I am certain that by now you have had word of my Exile and Divestiture. I count these as but a very small loss. The stakes of the war we have fought for so long were never, in truth, very high for us; lines on a map, titles before our names, the restoration of a line of kings we extinguished while purporting to fight for them. As I have come to live among simpler folk, folk I once would have called lesser, I now understand how much greater the stakes have always been for them. It has become my appointed task to end the war we have so long inflicted upon the people we believed were ours to lead, but if I am to do it peacefully, Baron Innadan, I beg for your name and your influence to make it possible.

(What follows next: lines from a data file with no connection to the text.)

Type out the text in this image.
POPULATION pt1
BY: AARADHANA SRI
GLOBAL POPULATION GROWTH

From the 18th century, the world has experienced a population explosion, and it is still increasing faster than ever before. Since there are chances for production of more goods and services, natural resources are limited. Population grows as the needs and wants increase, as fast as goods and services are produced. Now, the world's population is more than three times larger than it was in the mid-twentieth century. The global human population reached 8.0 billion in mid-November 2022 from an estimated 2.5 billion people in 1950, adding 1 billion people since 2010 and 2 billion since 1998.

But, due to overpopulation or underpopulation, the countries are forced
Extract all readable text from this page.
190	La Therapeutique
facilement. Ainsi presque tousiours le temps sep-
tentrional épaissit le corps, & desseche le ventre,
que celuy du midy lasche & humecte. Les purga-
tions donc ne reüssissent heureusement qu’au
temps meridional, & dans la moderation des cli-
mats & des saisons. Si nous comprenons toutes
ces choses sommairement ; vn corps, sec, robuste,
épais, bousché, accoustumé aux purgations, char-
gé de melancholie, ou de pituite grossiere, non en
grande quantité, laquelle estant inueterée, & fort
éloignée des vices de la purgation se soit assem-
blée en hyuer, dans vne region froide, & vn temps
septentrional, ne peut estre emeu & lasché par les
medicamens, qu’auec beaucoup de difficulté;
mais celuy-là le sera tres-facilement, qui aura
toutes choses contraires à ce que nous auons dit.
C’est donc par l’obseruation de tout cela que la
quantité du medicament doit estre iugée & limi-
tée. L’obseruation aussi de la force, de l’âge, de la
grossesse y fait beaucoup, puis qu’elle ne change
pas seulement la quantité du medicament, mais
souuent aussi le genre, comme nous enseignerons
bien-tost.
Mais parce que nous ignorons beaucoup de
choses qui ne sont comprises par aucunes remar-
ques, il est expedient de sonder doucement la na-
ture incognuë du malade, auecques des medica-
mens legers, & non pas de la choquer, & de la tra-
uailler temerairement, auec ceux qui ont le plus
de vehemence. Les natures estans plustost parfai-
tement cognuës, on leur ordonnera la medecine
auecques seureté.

Yours, with Respect, Regret, and Hope,
Allystaire Stillbright, formerly Coldbourne, Arm of the Mother
When Cerisia finished and sat back, the Baron drew a sharp breath.
“Do you mean to tell me,” he said, “that Coldbourne, that bloodthirsty son of a bitch, is this paladin? And that you believe it?”
“He would tell you, Hamadrian, that he is no longer Allystaire Coldbourne. And in truth, he would be right. If nothing else, he cannot speak aught but the truth any longer, and so if he says a thing, it must be true. And I do not simply believe it, Baron. I know it. I have seen miracles performed by his own hands. I have felt the pull of his Goddess’s power on my own mind. I have seen him destroy the ensorcelled dead with his own hands, ripping them apart like so much wine-soaked bread. Baron Lionel Delondeur, a trio of sorcerers, and I do not know how many other men have fallen to him and those who follow him, my Lord Baron. The world will rush behind him to change, and if we rush with it, we can see that it changes for the better.”